小田原市役所は4月16日,FAQ(Frequently Asked Question)システム『「スッキリ解決!よくある質問と回答」コーナー』を稼働した。システムは,オウケイウェイヴがASPサービスとして提供している「OKWave Quick-A」を利用している。

 このシステムの機能は大きく二つ。一つは,市役所に多く寄せられる質問や問い合わせと,それに対する回答をWebページ上に表示する機能。もう一つは,FAQシステムを通じて市民から寄せられる問い合わせ履歴とその回答履歴を,一元管理する機能だ。市民が自ら欲しい情報を探せるようにすることで,電話で問い合わせたり,市役所に出向いて質問したりする手間を省くことを目的としている。
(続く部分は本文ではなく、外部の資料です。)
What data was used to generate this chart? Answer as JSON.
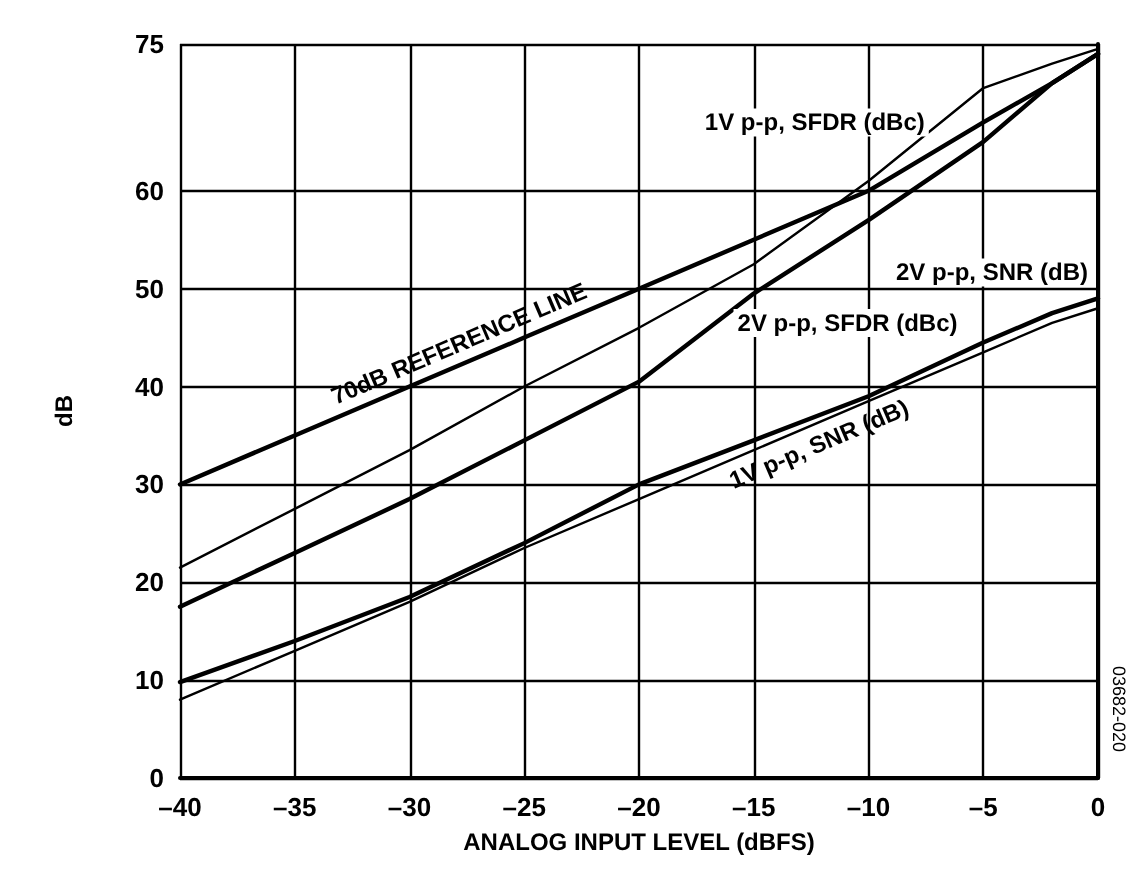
{
  "chart_data": {
    "type": "line",
    "xlabel": "ANALOG INPUT LEVEL (dBFS)",
    "ylabel": "dB",
    "x": [
      -40,
      -35,
      -30,
      -25,
      -20,
      -15,
      -10,
      -5,
      -2,
      0
    ],
    "series": [
      {
        "name": "70dB REFERENCE LINE",
        "color": "#000000",
        "values": [
          30,
          35,
          40,
          45,
          50,
          55,
          60,
          67,
          71,
          74
        ]
      },
      {
        "name": "1V p-p, SFDR (dBc)",
        "color": "#000000",
        "values": [
          21.5,
          27.5,
          33.5,
          40,
          46,
          52.5,
          61,
          70.5,
          73,
          74.5
        ]
      },
      {
        "name": "2V p-p, SFDR (dBc)",
        "color": "#000000",
        "values": [
          17.5,
          23,
          28.5,
          34.5,
          40.5,
          49.5,
          57,
          65,
          71,
          74
        ]
      },
      {
        "name": "2V p-p, SNR (dB)",
        "color": "#000000",
        "values": [
          9.8,
          14,
          18.5,
          24,
          30,
          34.5,
          39,
          44.5,
          47.5,
          49
        ]
      },
      {
        "name": "1V p-p, SNR (dB)",
        "color": "#000000",
        "values": [
          8,
          13,
          18,
          23.5,
          28.5,
          33.5,
          38.5,
          43.5,
          46.5,
          48
        ]
      }
    ],
    "xlim": [
      -40,
      0
    ],
    "xticks": [
      {
        "value": -40,
        "label": "–40"
      },
      {
        "value": -35,
        "label": "–35"
      },
      {
        "value": -30,
        "label": "–30"
      },
      {
        "value": -25,
        "label": "–25"
      },
      {
        "value": -20,
        "label": "–20"
      },
      {
        "value": -15,
        "label": "–15"
      },
      {
        "value": -10,
        "label": "–10"
      },
      {
        "value": -5,
        "label": "–5"
      },
      0
    ],
    "ylim": [
      0,
      75
    ],
    "yticks": [
      0,
      10,
      20,
      30,
      40,
      50,
      60,
      75
    ],
    "grid": true,
    "legend": false,
    "marker": "none",
    "line_style": "solid",
    "annotations": [
      "03682-020"
    ]
  }
}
 プロジェクトを開始したのは2006年12月。FAQシステムの開発プロジェクトで最も苦労したのが,FAQをどのように作成して,FAQをどのようなカテゴリで分類するかだった。FAQに不足があっては,市民のニーズに応えられない。また,カテゴリが分かりづらいと市民が欲しい情報にアクセスできない。しかも,この作業に与えられた時間は2007年1月の1カ月しかなかった。
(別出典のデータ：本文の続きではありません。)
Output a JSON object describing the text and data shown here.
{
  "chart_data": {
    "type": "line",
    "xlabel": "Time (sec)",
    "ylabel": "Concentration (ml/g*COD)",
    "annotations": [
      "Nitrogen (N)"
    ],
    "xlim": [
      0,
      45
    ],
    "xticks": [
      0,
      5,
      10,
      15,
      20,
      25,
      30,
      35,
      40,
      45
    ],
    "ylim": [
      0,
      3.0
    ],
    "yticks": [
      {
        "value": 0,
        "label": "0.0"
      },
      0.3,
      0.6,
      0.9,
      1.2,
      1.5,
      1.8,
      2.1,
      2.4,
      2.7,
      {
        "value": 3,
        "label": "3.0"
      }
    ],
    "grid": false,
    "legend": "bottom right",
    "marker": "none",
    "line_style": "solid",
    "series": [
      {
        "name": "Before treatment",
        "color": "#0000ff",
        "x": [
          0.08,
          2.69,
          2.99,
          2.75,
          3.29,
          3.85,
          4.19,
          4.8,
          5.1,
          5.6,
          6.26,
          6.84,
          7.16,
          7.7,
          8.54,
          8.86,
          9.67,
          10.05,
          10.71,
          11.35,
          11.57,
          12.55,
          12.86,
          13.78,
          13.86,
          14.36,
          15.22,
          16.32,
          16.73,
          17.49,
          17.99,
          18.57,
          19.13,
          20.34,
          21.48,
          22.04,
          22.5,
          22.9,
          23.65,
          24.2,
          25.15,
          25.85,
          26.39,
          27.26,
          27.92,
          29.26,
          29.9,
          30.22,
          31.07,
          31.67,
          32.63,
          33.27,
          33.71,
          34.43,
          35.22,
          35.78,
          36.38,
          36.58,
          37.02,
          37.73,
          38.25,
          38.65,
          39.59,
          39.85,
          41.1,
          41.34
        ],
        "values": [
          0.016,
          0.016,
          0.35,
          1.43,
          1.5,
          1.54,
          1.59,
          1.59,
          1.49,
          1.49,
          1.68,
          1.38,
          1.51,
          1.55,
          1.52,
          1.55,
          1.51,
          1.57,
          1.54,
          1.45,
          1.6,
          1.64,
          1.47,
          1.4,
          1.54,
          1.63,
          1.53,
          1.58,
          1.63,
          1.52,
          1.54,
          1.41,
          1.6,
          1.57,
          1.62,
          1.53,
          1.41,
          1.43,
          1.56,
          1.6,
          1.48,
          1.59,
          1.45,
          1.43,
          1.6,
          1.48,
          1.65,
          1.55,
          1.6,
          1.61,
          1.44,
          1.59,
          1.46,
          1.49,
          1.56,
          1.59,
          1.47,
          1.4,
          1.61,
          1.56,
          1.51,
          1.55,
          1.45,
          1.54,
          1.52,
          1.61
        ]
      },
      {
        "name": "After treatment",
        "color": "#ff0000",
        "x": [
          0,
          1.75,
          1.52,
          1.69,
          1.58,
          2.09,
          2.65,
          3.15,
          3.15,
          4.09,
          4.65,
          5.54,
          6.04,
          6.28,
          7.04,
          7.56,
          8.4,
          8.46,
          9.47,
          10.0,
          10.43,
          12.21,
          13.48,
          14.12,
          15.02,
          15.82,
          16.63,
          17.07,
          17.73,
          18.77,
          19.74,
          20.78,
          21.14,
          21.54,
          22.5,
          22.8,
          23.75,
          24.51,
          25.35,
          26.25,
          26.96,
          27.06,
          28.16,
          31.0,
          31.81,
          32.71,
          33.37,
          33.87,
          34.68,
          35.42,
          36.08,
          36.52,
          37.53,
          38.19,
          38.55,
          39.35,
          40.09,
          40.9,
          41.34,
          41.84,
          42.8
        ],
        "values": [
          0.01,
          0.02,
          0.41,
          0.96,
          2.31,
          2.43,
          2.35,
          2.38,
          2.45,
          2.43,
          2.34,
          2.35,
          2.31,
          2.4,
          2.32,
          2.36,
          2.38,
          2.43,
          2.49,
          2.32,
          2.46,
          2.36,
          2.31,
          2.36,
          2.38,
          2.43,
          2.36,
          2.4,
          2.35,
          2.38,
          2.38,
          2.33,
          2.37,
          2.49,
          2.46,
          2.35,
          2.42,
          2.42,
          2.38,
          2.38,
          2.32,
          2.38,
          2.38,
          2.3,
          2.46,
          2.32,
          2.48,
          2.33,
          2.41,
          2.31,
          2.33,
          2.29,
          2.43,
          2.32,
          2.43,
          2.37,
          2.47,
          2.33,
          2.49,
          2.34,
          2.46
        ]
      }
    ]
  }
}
 FAQ作成作業を取りまとめていた小田原市 広報広聴室の早野智洋氏は,「時間がない中で,不足のないFAQをどう作成するか相当悩んだ」と語る。解決策として早野氏は,ほかの自治体が公開しているFAQをたたき台にすることにした。集めたFAQは約1000件。これを関係する課に振り分け,小田原市に合う形で質問と回答,関連URLを記述してもらうことにした。
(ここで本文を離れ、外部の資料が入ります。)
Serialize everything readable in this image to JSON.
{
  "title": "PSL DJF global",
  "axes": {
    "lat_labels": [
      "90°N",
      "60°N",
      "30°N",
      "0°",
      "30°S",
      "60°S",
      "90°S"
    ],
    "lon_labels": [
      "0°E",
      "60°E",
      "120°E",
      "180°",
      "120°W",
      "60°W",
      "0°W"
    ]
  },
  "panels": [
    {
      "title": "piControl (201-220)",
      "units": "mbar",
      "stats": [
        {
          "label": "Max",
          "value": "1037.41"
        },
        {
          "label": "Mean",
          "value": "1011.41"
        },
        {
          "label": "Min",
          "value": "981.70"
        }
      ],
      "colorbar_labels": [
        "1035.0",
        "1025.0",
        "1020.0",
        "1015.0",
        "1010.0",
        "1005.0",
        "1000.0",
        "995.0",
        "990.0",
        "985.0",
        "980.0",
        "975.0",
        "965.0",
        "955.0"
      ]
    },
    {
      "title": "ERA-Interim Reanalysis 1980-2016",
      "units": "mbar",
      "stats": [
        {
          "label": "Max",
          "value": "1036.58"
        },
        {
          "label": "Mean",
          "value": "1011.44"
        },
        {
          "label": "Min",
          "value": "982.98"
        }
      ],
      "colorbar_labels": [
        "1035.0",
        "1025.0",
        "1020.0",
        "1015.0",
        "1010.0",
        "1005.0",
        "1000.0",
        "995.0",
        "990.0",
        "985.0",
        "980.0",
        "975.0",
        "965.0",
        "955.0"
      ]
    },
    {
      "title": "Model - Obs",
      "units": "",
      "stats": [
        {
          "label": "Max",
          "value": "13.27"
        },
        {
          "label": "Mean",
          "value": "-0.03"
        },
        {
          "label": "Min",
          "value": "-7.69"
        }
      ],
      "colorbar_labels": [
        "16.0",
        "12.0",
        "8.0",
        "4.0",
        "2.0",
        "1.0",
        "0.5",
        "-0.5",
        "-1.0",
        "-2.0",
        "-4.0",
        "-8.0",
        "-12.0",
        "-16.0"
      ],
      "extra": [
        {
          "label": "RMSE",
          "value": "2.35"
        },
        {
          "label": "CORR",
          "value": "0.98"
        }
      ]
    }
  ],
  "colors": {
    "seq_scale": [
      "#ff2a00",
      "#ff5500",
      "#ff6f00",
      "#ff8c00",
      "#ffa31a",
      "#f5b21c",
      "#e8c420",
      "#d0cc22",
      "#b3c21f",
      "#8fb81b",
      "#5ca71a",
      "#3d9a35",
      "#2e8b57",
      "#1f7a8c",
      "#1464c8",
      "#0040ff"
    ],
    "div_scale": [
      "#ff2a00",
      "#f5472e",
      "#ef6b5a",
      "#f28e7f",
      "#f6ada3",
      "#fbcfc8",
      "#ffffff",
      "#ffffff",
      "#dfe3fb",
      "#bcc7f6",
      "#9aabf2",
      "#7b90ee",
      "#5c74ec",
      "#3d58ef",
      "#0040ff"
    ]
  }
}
 各課に記述してもらったFAQを集めたところ,多くの修正が必要だった。例えば,FAQシステムが備える検索エンジンにヒットさせるための検索キーワードが不十分だった。小田原市では学童保育のことを「放課後児童クラブ」と表記するが,市民は「学童保育」で検索するために,これをキーワードで登録する必要があるといった具合だ。

 また,行政用語の使い過ぎで市民にとって分かりにくい表現になっているものを修正しなければならなかった。例えば,「家族介護用品支給事業について教えてください」という質問は,「高齢者の紙おむつ等を支給する制度があると聞いたのですが」にあらためた。